А потом, много позже моего согласия, случилась война…
«А у нас Гена пришел, — сказала мне тетя Тамара. — Из армии. В отпуск».
«А Роза что?»
«А что? Гонит его, паразитка. Ты скажи ей, а?»
Мы открывали двери. Я — свою. Тетя Тамара — свою. Была зима, вечер. Я приехала со сборов по подготовке к республиканской олимпиаде по географии, в которой не собиралась участвовать, потому что предыдущую, областную, выиграла совершенно случайно, в связи с отсутствием достойных конкурентов и самой географии — в числе уроков выпускного класса. Я была победителем, потому что помнила кое-что из прошлого года. Хорошая память — всегда наказание. Поэтому на сборах мы с одним мальчиком усердно изображали из себя двоечников, путающих Тегусигальпу и Антананариву, Гватемалу и Гвинею, муссон и хамсин, овраг и холм. На всякий случай мы сами ставили себе двойки и разрисовывали красным знаком вопроса собственные ответы. Мы готовились к беспроигрышному бегству, и каждый день я придумывала новые варианты нашего общего избавления от грядущих географических побед.
«Розочка, — крикнула тетя Тамара. — Тут Аленочка тебе что-то сказать хочет. Выйди…»
Розка вышла. Тетя Тамара юркнула в квартиру и закрыла за собой дверь.
«Что ты должна мне сказать?»
«Чтобы ты не гнала Гену».
«А я и не гоню, — усмехнулась Розка. — Невеста ему не дает. Бережет целку. Так он вот пошел по старым адресам…»
«Сволочь», — выдохнула я.
«Дурак просто, — не согласилась Розка. — Мать в субботу съедет в село.

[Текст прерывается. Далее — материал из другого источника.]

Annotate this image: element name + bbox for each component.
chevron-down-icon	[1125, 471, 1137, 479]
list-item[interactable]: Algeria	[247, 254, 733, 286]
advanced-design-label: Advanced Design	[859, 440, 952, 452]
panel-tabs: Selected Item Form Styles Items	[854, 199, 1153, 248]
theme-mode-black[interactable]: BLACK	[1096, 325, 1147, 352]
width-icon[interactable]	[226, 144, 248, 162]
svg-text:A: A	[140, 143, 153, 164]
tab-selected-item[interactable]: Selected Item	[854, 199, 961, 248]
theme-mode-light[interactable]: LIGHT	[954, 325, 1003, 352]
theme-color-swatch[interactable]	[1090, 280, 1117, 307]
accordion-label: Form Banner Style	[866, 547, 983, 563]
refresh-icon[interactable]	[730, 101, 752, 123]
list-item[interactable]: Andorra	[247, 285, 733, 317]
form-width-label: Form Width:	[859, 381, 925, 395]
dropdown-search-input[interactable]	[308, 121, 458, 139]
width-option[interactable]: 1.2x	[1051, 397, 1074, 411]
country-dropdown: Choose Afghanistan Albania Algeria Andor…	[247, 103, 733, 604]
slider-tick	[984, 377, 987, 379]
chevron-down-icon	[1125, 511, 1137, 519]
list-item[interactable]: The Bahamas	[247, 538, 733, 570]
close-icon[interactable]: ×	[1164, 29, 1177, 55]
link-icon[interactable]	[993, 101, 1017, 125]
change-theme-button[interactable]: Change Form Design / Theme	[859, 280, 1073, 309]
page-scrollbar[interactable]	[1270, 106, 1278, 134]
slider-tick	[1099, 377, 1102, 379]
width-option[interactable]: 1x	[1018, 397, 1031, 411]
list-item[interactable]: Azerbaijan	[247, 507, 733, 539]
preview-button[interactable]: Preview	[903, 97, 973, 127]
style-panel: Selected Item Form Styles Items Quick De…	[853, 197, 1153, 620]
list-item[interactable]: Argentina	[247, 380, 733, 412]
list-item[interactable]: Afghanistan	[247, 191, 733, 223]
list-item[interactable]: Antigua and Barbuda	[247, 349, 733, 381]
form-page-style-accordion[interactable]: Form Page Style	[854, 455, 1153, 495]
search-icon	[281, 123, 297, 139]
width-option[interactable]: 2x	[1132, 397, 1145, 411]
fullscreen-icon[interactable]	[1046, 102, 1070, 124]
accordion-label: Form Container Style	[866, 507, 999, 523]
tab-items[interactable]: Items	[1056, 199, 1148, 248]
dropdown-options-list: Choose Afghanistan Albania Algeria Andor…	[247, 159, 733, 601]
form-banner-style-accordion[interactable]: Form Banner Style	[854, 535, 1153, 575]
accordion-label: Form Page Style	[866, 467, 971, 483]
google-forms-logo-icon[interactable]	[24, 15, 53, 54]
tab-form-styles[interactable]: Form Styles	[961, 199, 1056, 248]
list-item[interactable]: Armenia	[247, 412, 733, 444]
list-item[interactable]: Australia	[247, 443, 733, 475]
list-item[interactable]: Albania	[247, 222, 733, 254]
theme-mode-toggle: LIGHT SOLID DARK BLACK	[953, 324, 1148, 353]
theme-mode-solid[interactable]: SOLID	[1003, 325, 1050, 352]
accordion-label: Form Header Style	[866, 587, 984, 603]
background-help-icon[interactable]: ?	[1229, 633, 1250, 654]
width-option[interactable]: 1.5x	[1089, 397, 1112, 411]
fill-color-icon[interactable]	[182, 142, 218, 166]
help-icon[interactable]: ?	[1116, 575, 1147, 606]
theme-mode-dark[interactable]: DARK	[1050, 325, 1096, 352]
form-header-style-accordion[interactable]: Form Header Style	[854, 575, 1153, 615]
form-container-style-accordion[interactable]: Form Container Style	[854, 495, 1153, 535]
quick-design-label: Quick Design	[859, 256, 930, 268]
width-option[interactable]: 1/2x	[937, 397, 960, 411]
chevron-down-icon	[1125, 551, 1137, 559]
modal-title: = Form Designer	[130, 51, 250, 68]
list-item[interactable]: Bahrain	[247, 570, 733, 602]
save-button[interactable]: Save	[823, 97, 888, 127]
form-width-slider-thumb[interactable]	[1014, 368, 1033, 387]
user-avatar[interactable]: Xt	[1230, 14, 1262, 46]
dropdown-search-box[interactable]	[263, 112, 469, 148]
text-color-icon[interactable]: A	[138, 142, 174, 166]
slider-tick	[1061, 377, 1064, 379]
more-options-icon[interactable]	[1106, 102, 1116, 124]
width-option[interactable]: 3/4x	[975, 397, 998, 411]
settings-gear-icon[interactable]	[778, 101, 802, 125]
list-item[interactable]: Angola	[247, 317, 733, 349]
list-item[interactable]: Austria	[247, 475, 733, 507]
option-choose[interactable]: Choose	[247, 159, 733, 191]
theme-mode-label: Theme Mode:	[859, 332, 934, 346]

И все у меня будет».
В моем тогдашнем амплуа самой модной была песня про гордость. Я могла исполнить ее с любыми словами и на любой мотив. Но, глядя на Розку, она вдруг заткнулась. Моя песня. И я вместе с ней.
«При чем тут Гена? Ну? Сама подумай? Мое тело — мое дело. Я хочу и я буду. Беречь-то уже нечего».
Ну нет. Ну не так. Я хотела бы, чтобы блудный Гена раскаялся, чтобы принес себя и свое двухколесное будущее к Розкиным ногам, чтобы она покапризничала немного, но приняла, чтобы он, утирая слезы счастья, поклялся ей в верности и никогда больше не нарушил данного слова. Тетя Тамара ждала, наверное, примерно того же, что и я.
Но у Розки был варган. Хор сирен и тело, которое было назначено единственным источником свободы.
Если отдаляться от нашей лестничной площадки на приличное расстояние, то мы не были аквариумными рыбками. Скорее тараканами, выжившими после катастрофы. Детьми, родившимися в бараке, но не имевшими об этом никакого понятия. Мир, явленный нам с голоса угасающего колонизатора-оккупанта-диктатора, казался единственно возможным. Все эти кровати, хрустальные вазы, клятвы юных пионеров, буржуазные фальсификаторы истории, враги, линейки и успехи мелиорации не виделись как колючая проволока и даже как забор.
Мы не приближались к границам дозволенного, а просто хаотично перемещались внутри ограниченного помещения, но Розка вдруг обнаружила в нем Сашу, Гену и собственное тело, которое не могло принадлежать никому, кроме нее.
Гена писал ей письма из армии. Отвечала ли она, я не знаю. Лучше бы нет. Вернувшись, Гена женился на своей целке, выполнил кандидата в мастера, вошел в сборную области по мотокроссу, выиграл пару кубковых соревнований. Мог бы и больше, но периодически запивал. В запоях или в выходах из них являлся под наши окна, садился на скамейку и думал о чем-то своем, не решаясь ни стучать, ни ломиться, ни вызывать Розку на последний самый важный разговор. Если он задерживался до утра, тетя Тамара выносила чего-нибудь «от головы» — рассол, квашеную капустку, аспирин или сразу — похмелиться. Иногда тетя Тамара и Гена выпивали на скамейке вместе. По чуть-чуть. Но этого хватало, чтобы начать трудный разговор о Розке, таскающей Сашу по врачам, вдруг влюбившейся в футбол, живущей на конюшне, не желающей учиться и постоянно убегающей в село, которое обозначалось на карте как поселок городского типа. О непослушной Розке, о драгоценной Розке, о самой любимой Розке, ради которой они оба готовы были отдать жизнь. Но не развестись.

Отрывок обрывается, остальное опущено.